SpamFilter Features:

DB - SpamFilter Distributed Blacklist
MAPS DNS RBL Filters
SURBL Filters
SPF - Sender Policy Framework
Bayesian Statistical Filtering
Image Scanning / Filtering
Blacklist IPs
Blacklist Domains
Blacklisted FROM Emails
Blacklisted TO Emails
Blacklist by Country
Honeypot Capabilities
Attachment Blocking
Keywords Filter
Reverse DNS validation
MX Record validation
Reject if "Mail From" = "Mail To"
Reject if "From Domain" = "To Domain"
Whitelist Domains / IPs
Deliver specific emails without filtering
Whitelist FROM Emails
List of "Authorized TO Emails"
SMTP User Authentication with SSL support

google apps?

[andyKucharski]

Why hasn't anyone suggested an outsourced solution like the gmail implementation of Google Apps for your domain? I don't work for google or own shares (ok, i own two) but think they have created a great solution for small business users. We've wrestled with spam filters, servers and email outages. It was a nightmare and very costly from sysadmin time every month. Finally I decided to throw in the towel to the fight to create an in house solution. It's been smooth sailing ever since. dont look back - let someone else take care of it.

Just drop the IPs

If you're small/medium sized, and don't do a lot of email overseas, drop the IPs for Asia at your edge firewall.

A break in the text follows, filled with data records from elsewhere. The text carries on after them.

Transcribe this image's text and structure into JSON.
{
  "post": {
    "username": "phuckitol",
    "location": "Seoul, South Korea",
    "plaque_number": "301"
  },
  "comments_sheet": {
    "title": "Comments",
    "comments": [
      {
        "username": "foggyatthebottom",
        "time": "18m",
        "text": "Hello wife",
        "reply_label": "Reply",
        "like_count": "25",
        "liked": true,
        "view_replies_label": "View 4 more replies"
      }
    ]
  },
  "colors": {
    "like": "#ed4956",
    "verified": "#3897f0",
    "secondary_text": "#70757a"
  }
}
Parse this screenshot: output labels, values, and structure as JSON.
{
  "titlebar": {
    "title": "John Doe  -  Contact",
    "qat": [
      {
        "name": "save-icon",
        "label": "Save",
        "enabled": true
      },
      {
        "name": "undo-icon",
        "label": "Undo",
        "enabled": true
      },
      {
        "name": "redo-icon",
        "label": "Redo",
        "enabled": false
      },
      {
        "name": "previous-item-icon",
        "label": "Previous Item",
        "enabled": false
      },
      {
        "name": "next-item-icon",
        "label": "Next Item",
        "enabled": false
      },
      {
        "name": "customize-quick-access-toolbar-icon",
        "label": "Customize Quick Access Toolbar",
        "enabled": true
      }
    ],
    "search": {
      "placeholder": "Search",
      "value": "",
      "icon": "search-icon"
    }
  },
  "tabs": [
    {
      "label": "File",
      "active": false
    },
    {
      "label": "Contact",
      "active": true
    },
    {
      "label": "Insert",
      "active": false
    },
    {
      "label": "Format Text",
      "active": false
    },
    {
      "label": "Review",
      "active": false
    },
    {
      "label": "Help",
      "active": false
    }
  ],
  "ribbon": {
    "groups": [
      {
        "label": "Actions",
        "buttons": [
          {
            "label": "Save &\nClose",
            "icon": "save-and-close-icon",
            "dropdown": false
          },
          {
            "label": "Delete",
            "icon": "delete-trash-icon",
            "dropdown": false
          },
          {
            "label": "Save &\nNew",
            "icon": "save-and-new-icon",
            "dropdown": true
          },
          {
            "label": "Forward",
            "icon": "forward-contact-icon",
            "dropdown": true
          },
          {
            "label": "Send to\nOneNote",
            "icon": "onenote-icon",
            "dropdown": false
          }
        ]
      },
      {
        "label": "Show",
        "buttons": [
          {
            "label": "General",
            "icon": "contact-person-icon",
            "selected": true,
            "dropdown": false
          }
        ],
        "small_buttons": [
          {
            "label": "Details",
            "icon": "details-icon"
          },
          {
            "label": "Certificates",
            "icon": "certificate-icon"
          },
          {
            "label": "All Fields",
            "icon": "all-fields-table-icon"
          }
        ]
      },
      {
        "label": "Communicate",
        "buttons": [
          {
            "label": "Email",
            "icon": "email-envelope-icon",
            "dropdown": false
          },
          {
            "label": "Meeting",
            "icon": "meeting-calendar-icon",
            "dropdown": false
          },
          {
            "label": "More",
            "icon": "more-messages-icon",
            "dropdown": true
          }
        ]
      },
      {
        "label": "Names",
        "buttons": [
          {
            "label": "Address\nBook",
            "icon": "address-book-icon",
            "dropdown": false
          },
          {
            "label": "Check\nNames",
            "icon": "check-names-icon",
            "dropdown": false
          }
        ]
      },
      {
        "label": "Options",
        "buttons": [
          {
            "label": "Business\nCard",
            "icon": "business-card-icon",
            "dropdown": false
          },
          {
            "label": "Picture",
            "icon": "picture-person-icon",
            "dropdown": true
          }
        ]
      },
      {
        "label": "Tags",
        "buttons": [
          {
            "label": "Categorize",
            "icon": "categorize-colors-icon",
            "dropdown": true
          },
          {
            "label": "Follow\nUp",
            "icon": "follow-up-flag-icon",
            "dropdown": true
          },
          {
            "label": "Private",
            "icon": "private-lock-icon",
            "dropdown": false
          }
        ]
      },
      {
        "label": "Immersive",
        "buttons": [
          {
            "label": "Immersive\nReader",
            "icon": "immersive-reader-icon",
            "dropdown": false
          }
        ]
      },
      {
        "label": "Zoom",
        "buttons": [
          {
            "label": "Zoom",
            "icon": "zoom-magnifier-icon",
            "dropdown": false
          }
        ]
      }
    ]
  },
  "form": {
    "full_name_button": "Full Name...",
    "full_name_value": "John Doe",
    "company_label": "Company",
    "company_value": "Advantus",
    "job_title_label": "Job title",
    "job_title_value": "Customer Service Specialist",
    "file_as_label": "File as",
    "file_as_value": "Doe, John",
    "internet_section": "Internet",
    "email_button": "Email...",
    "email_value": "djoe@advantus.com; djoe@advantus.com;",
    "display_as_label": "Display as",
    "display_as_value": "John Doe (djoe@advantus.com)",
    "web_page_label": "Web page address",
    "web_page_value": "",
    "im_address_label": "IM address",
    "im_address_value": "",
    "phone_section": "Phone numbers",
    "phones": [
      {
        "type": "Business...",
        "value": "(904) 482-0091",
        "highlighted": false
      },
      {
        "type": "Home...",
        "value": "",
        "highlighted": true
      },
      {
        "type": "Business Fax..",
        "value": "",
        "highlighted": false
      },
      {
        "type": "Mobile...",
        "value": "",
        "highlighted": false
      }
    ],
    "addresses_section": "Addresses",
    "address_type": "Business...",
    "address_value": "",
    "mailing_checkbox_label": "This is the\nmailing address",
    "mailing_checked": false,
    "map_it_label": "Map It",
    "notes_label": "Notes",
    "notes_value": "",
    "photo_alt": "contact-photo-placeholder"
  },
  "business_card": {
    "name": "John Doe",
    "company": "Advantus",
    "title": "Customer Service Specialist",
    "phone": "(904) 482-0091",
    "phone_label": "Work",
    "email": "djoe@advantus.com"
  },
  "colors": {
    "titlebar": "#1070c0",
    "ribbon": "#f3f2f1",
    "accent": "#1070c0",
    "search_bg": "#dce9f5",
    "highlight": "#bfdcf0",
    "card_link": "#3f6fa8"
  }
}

Dropping the IPs for Eastern Bloc countries and Asia dropped my baseline spam from 400/day to about 80.

Try this option

I manage email for 2600 users and after working my butt off for a few years trying to learn enough about spam and anti-spam... I finally learned that others are better at it than I, and that I have other work I like better.
so - my point...
try MX Logic - monthly billing based on the number of users in-house, EASY to begin using (simple DNS change) and if you find a better solution or spam really does go away... you're not invested so heavily that you feel bad about a change. They do a solid job. and I DON'T have to touch spam now.
Try it...

Re:Barracuda google Apps is better

[jon3k]

How do you know your ISP isn't doing the same thing? For the same reason people trust google -- you have a contract with them that says they won't.

You can put up your tinfoil hat, FUD like that doesn't fly here.

Simple multi-level spam filtering

I manage a relatively simple solution for our small company of ~25 mailboxes (about a 2-3 spam/minute). We implement four layers of spam filtering, as follows:

1. We use an external filtering system that hooks in via DNS and prepends [SPAM] to the subject line of mails detected as spam.

2. We have a central whitelist of customer domains/emails that are allowed through.

3. Each user may use a web interface to implement more specific filtering that prevents the spams from reaching their desktop inbox.

4. Finally, each user has the option of desktop spam filtering, either within the mail application or through a desktop security system, such as Norton 360.

Not perfect, but it seem to catch 80-90% of spam before it reaches the users inbox.

James

Another vote for ESVA from me.

[WoTG]

The lack of updates has me concerned as well. ESVA just doesn't have the developer community working for it... hopefully it gets going again.